La breve narración de lo que pasó en esa funeraria, el funerario y su ayudante que practicaban la necromancia y el espiritismo, y el fantasma del muchacho quemado que sale algunos minutos por el final mostrando lo que pasaba, son básicamente los dos mejores momentos de 'Exorcismo en Connecticut', y son muy breves, pero son los mejores por el hecho de que muestran la tragedia que se vivió en esa casa, bastante sórdida, no porque sirva como hecho paranormal. Porque el hecho paranormal, que es el leit motiv básico (y no una tragedia por muy sórdida que sea) no está logrado por cansino, por repetitivo, por seguir sólo los esquemas de un cine efectista (música acelerada, golpes sonoros, pasarela de fantasmas a cualquier más descompuesto) apto para mentes ávidas de emociones sonoras y sustos de salón.

Es claramente una película para salas de cine que es donde uno al menos debería disfrutar algo más por el efectismo atronador, que no legitima que aun así sea buena película.

Aunque se suponía que los fantasmas eran inmateriales y sin masa corporal, los fantasmas modernos nos descubren que nos equivocábamos. A ver la próxima moda cual es.
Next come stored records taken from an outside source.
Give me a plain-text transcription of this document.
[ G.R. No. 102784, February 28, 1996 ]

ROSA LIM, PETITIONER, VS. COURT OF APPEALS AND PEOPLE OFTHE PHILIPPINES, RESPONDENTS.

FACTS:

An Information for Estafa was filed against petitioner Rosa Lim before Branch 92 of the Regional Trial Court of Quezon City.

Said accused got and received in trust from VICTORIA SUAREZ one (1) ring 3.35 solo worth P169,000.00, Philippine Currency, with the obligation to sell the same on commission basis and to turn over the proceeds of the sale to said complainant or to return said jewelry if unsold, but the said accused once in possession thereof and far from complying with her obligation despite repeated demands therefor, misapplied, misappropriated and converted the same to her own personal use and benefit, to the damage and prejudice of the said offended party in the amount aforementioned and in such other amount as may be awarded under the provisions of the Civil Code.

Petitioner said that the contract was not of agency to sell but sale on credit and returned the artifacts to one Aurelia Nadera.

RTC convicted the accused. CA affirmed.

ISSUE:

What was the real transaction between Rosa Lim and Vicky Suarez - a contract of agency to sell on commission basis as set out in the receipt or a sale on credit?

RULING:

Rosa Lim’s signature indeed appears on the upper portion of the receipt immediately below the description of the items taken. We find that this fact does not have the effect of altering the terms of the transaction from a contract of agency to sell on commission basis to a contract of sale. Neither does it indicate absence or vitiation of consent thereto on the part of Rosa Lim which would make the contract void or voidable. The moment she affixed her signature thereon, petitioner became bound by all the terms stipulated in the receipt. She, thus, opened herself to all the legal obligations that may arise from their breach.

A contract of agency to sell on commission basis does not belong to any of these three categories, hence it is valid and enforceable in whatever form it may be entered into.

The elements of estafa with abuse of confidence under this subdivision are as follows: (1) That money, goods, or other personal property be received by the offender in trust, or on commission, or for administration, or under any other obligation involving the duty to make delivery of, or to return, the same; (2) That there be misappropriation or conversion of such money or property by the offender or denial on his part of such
Se dice que está basada en un hecho real que obviamente debe de estár muy novelado porque sigue los esquemas de cualquier película de terror-suspense de Hollywood: cuando el cura desentierra los restos de huesos y se los lleva y parece que todo ha terminado se descubre que no es así. No es muy original que digamos.

Exorcismo en Connecticut (The Haunting in Connecticut) 2009. Director: Peter Cornwell. Intérpretes: Virginia Madsen (Sara Campbell), Kyle Gallner (Matt Campbell), Martin Donovan (Peter Campbell), Amanda Crew (Wendy), Elias Koteas (Reverend Popescu). Duración aproximada: 102 minutos.


Creado el 7 marzo, 2014.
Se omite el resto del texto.